Alleged Iranian conspirator in assassination plot tied to 2007 attack on U.S. troops

As the Obama administration pressed its case this week that elements of Iran's elite Qods Force brigade plotted to assassinate Saudi Arabia's ambassador to the United States, more information has emerged about one of the alleged conspirator's ties to a brutal attack that killed five American troops in Karbala, Iraq in 2007.

President Obama and senior officials laid out their case in a series of meetings with foreign leaders and diplomats, including a highly unusual meeting between the American and Iranian UN envoys on Wednesday.

"We've laid the facts before them," Obama said at a press conference Wednesday with visiting South Korean President Lee Myung-bak Wednesday, the Associated Press reported, referring to foreign leaders and diplomats. When they have had a chance to more closely examine the U.S. evidence, he said, "there will not be a dispute" over the American claims.

"We believe that, even if at the highest levels there was not detailed operational knowledge, there has to be accountability with respect to anybody in the Iranian government engaging in this kind of activity," he added.

Obama's comments came a day after Susan Rice, the American ambassador to the UN, reportedly held an unusual meeting with her Iranian counterpart, Mohammad Khazaee.

"U.S. officials...confirmed the Obama administration has had direct contact with Iran over the allegations," CBS News reported Thursday.

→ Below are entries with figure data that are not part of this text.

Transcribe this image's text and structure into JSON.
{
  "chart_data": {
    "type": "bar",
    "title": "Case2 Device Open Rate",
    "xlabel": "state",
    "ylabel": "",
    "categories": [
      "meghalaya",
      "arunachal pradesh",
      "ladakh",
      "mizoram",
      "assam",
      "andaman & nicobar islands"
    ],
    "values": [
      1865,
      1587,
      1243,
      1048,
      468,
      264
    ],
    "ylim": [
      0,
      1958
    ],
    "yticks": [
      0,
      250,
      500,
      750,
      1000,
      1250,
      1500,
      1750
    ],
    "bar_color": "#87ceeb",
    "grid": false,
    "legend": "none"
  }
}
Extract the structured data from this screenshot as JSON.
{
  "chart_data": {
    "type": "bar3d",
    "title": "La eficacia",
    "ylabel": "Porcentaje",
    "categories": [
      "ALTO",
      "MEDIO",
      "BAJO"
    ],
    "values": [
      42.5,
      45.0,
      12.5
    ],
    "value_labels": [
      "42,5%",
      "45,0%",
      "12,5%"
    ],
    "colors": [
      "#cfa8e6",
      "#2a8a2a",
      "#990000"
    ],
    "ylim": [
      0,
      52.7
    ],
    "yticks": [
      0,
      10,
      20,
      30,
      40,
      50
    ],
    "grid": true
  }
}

Rice "met with Iranian officials at Iran's mission to the U.N. on Wednesday—a highly unusual contact for two countries that do not have diplomatic relations."

Khazaee denied the American charges as "politically motivated" Tuesday in an angry letter to UN Secretary General Ban Ki-Moon.

Secretary of State Hillary Clinton presented the case directly to the Swiss ambassador to Iran, who flew to Washington especially for the briefing Thursday. (The Swiss act as the United States' diplomatic protector in Iran, which broke off relations with the United States after the 1979 Islamic revolution and seizure of U.S. embassy hostages that year.) Deputy Secretary of State Bill Burns similarly presented the case to over 100 foreign diplomats in a meeting Wednesday, pressing for more sanctions and pressure on Iran, diplomats who attended the briefing said.

As analysts have sifted through the information in the complaint unsealed by the Justice Department earlier this week, more information has emerged about an Iranian Qods force commander identified as a key figure in the alleged assassination plot.

Abdul Reza Shahlai is described in the U.S. government documents released this week as an Iranian Revolutionary Guards Corps-Qods Force commander, as well as the cousin of Manssor Arbabsiar, the Iranian-American former used car salesman who allegedly confessed to U.S. authorities last month to plotting the assassination of the Saudi envoy to Washington.

But it turns out that the United States is already quite familiar with Arbabsiar's cousin Shahlai.

In 2008, the Treasury Department previously designated him as a Qods Force deputy commander who allegedly planned a highly sophisticated ambush by an Iraqi Shiite militant group that killed five U.S. soldiers in Karbala, Iraq in 2007. Among the most stunning features of that Jan. 2007 attack was that the Iranian-backed Iraqi Shiite militants who carried it out were wearing U.S. military uniforms.

In its 2008 designation, Treasury described Shahlai as a IRGC-QF deputy commander "who planned 'Jaysh al-Mahdi (JAM) Special Groups attacks against Coalition Forces in Iraq,'" counterterrorism analyst Thomas Joscelyn wrote at Long War Journal. "One of the attacks he 'planned' was the 2007 raid in Karbala, a daring and sophisticated operation in which Iranian-trained terrorists posed as American soldiers during an assault on the Provincial Joint Coordination Center."

This week, in its new designation, the Treasury Department charged that Shahlai "coordinated the plot to assassinate the Saudi Arabian Ambassador to the United States Adel Al-Jubeir ... and to carry out follow-on attacks against other countries' interests inside the United States and in another country."